Whether Harris is politically deft enough to navigate the defining tensions of her party remains to be seen. But I observed one way she might do so, in an overflow room of the Hart Senate Office Building in September. I was there with Bernie Sanders supporters watching on a small television as the Vermont senator introduced his “Medicare for All” bill. One middle-aged white man wearing tan cargo shorts and carrying a Bernie 2016 sign lingered close to the TV. Harris was one of 17 Democratic senators who had signed on to the bill—including nearly all the buzzed-about 2020 hopefuls, from Elizabeth Warren to Cory Booker. When it was her turn to take the podium, Harris opened with platitudes—health care shouldn’t be partisan, people should receive it regardless of where they live or what they earn—that coming from a more firebrand politician might have earned applause. The Bernie supporters seemed unimpressed.

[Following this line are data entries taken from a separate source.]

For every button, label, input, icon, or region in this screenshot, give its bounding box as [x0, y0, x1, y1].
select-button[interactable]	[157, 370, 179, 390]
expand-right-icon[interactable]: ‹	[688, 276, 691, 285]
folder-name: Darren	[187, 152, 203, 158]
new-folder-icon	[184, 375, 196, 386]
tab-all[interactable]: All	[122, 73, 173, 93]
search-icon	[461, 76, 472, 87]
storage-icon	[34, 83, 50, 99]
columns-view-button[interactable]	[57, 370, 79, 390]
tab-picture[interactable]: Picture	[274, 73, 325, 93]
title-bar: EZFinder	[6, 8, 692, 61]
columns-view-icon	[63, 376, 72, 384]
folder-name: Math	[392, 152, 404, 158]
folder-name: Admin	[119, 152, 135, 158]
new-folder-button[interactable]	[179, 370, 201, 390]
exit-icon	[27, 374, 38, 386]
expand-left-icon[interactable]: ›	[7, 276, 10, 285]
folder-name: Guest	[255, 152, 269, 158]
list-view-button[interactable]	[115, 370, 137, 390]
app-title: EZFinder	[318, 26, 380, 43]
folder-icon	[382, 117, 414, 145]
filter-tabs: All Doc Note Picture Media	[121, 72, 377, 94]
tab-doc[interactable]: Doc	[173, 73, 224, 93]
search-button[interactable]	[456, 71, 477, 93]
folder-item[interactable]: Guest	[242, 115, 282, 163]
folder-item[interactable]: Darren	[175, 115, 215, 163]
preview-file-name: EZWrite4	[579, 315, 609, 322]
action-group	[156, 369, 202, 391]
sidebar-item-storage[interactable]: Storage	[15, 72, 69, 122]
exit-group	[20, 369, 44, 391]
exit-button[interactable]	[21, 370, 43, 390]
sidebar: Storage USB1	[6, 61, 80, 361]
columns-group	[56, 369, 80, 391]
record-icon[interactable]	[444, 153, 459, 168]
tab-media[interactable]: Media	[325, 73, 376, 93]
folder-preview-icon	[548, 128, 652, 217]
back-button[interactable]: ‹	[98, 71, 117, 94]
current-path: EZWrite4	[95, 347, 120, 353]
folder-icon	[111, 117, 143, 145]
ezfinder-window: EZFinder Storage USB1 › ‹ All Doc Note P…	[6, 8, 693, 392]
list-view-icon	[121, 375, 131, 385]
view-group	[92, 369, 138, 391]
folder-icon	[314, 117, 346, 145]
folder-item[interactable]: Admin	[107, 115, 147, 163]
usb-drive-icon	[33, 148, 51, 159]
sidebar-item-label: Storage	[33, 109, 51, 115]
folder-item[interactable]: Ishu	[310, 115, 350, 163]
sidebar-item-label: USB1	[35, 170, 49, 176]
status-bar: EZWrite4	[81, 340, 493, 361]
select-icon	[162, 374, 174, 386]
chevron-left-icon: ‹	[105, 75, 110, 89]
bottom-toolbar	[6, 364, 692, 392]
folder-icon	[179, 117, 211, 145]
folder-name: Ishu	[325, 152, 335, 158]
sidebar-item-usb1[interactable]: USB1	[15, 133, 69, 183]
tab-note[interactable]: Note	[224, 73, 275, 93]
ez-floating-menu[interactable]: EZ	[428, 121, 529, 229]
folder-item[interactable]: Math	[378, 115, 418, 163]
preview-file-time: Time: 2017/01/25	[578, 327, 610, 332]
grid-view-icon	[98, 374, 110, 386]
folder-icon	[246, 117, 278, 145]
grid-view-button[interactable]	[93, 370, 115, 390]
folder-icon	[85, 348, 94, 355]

But then Harris’ face lit up, her eyes grew wide, and her hands became animated as the economics major in her took over; you could almost see the flip charts turning in her head. The private sector, she said, often gauges what’s working and what’s not by looking at the return on investment. “The taxpayers of the United States deserve a better return on their investment,” she exclaimed to the crowd, which had finally started to cheer. She was hitting her stride, and at least that afternoon next to Sanders, she had started to bridge the divide she has so long tried to straddle. Even the man in the overflow room with the Bernie sign was nodding his head yes, seemingly buying into her argument—and into her.